Evgeni nods, and gives Tanith a considering look, raising an eyebrow as she locates Johnny’s Balenciaga - dark purple, this time - and fishes his phone out of it. “Why?”

“Tara doesn’t book him where the food isn’t awesome. Except Johnny looks-he looks-“ And she only stands there and shakes, looking down at Johnny’s unconscious form, the bones in his upper torso not quite skeletal, not yet, but far too prominent for competition weight to be a believable explanation. After a minute, after forcibly calming her breathing to something resembling normal, she turns back to the phone in her hand. “I’m taking this and calling Tara and finding out why the fuck he looks like that.”

“Da. We will stay and, and keep his tail wet? Yes?” Evgeni shares a glance with Stéphane, and then Tanith is gone, door closing with a quiet click behind her. “Pardon for asking, but…what happens if his tail, if it dries out?” he asks, unable to keep eye contact and looking down at Johnny’s profile, the dark circles under his eyes so much more obvious now.

“That, I do not know, but he says he must keep it wet, so I help him to keep it wet.” Stéphane shrugs, then turns and disappears around the corner, refilling the ice bucket.

Evgeni ruffles Johnny’s curls gently, toeing off his shoes and socks before sliding onto the bed, up near the wall above Johnny’s mountain of pillows and towels. (Stéphane must have raided several maids’ carts for all of this - there’s enough pillows stacked to support the natural arch of Johnny’s tail.) “Ah, Johnnik, what are we going to do with you, my friend.” The words earn him a look of understanding and commiseration as Stéphane pours more water over Johnny’s tail.

“Here,” Stéphane says, pushing the bucket over across the bare sheet before climbing onto the bed near the foot, down by Johnny’s flukes. “He likes his dorsal fin rubbed too, but your fingers, they have to be wet.

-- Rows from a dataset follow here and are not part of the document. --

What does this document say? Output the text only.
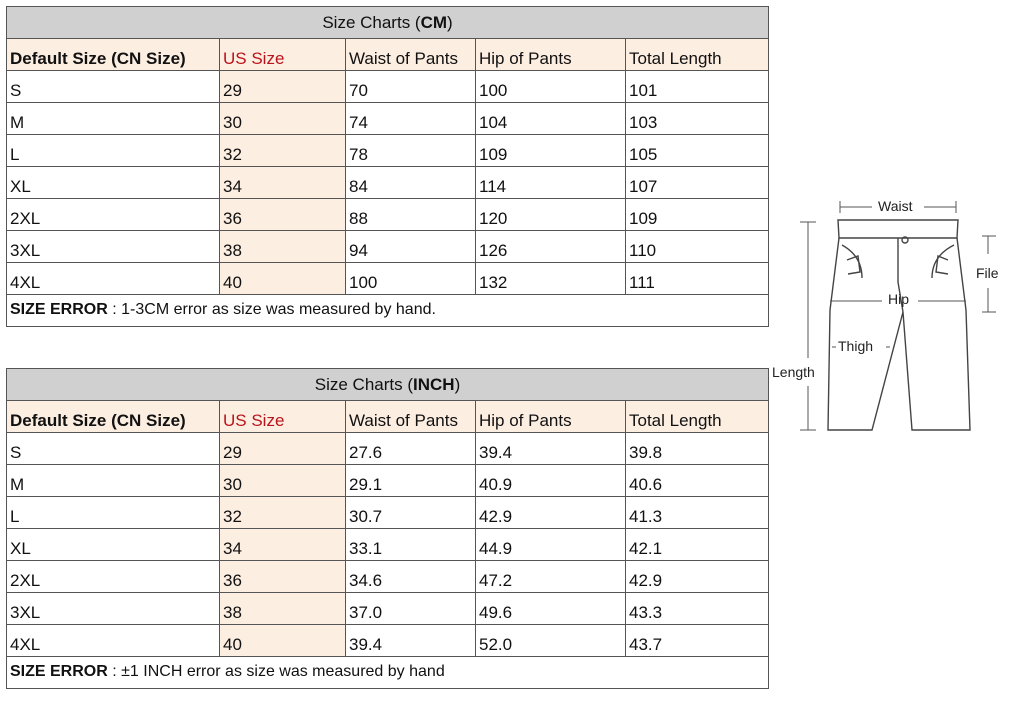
Size Charts (CM)				
Default Size (CN Size)	US Size	Waist of Pants	Hip of Pants	Total Length
S	29	70	100	101
M	30	74	104	103
L	32	78	109	105
XL	34	84	114	107
2XL	36	88	120	109
3XL	38	94	126	110
4XL	40	100	132	111
SIZE ERROR : 1-3CM error as size was measured by hand.				
Size Charts (INCH)				
Default Size (CN Size)	US Size	Waist of Pants	Hip of Pants	Total Length
S	29	27.6	39.4	39.8
M	30	29.1	40.9	40.6
L	32	30.7	42.9	41.3
XL	34	33.1	44.9	42.1
2XL	36	34.6	47.2	42.9
3XL	38	37.0	49.6	43.3
4XL	40	39.4	52.0	43.7
SIZE ERROR : ±1 INCH error as size was measured by hand				
Waist
File
Hip
Thigh
Length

Otherwise…” He shrugs, dipping his own hands in the half-full bucket and focuses on rubbing Johnny’s flukes again.

Johnny, for his part, sighs in his sleep and sinks deeper into the pillows.

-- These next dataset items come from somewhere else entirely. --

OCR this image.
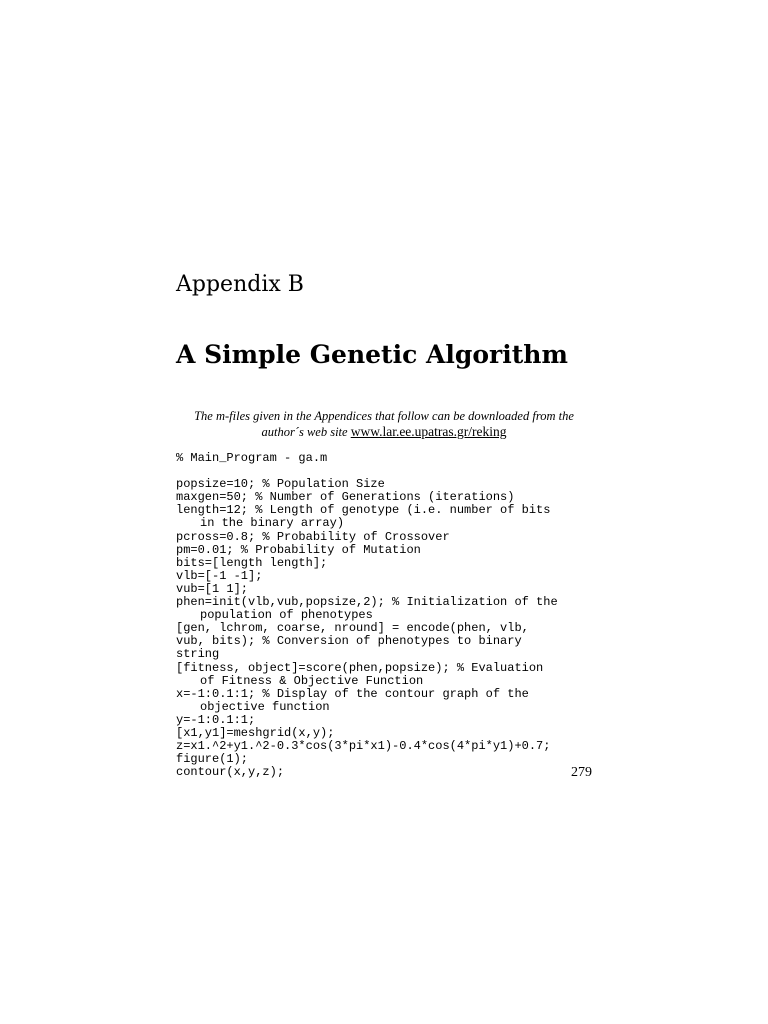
Appendix B
A Simple Genetic Algorithm

The m-files given in the Appendices that follow can be downloaded from the
author´s web site www.lar.ee.upatras.gr/reking

% Main_Program - ga.m
popsize=10; % Population Size
maxgen=50; % Number of Generations (iterations)
length=12; % Length of genotype (i.e. number of bits
in the binary array)
pcross=0.8; % Probability of Crossover
pm=0.01; % Probability of Mutation
bits=[length length];
vlb=[-1 -1];
vub=[1 1];
phen=init(vlb,vub,popsize,2); % Initialization of the
population of phenotypes
[gen, lchrom, coarse, nround] = encode(phen, vlb,
vub, bits); % Conversion of phenotypes to binary
string
[fitness, object]=score(phen,popsize); % Evaluation
of Fitness & Objective Function
x=-1:0.1:1; % Display of the contour graph of the
objective function
y=-1:0.1:1;
[x1,y1]=meshgrid(x,y);
z=x1.^2+y1.^2-0.3*cos(3*pi*x1)-0.4*cos(4*pi*y1)+0.7;
figure(1);
contour(x,y,z);	279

Evgeni is quiet, then, as much from a lack of words as out of respect for Johnny’s rest. His hands carefully fold back the topmost towel, uncovering the charcoal-and-smoke fin, glossy with moisture, and he has to wonder if it hurts Johnny when it slides out of his flesh. Then his fingers are wet, and brushing over the graceful curve, skin rubbery and sleek. He aches to see him swim, and has to wonder if Johnny ever has, like this.   “This is…” Tears close his throat, and he scrubs at his eye with his free hand.

“Yes, it is.”

There is a hand on his arm in wordless support, water soaking through to his skin; he does not acknowledge it, and it vanishes, but the camaraderie between them has not been broken. Evgeni swallows hard past the memories. “I have-“ he starts, then again, “I have seen him shaking in anger, I have seen him crying with frustration. I have carried him off the ice in too much pain to even scream. I have not heard his laughter, or seen him truly smile in…in.”

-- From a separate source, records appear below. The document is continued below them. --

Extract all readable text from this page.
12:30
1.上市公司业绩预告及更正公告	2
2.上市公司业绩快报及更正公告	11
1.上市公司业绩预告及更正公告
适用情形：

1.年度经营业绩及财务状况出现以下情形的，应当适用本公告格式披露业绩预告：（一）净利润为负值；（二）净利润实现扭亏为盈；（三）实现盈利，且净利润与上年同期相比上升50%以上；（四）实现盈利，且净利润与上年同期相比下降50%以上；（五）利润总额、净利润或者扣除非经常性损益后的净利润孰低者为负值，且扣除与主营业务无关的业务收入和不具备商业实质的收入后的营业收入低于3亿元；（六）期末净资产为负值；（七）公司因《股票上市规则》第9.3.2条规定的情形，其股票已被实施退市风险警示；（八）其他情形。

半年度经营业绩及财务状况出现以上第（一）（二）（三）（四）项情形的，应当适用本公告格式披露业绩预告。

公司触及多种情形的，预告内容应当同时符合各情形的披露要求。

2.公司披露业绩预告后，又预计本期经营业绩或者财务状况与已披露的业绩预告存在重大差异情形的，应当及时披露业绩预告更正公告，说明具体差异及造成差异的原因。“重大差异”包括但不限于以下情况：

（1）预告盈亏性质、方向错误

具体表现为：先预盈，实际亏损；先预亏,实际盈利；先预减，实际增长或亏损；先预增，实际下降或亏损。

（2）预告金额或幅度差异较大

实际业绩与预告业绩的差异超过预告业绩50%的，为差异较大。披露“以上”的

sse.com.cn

Stéphane is silent; then, quietly, he offers, “I do not believe this form pains him.”

“For that alone I could accept this.” And he presses hard enough on an upward stroke to make Johnny’s skin squeal with the friction. “We may have-we may have gotten him back on the ice, he got himself back on the podium, but we lost him, just the same.”

Stéphane grips Evgeni’s arm again, harder this time. “And perhaps…perhaps this is how we get him back, yes?”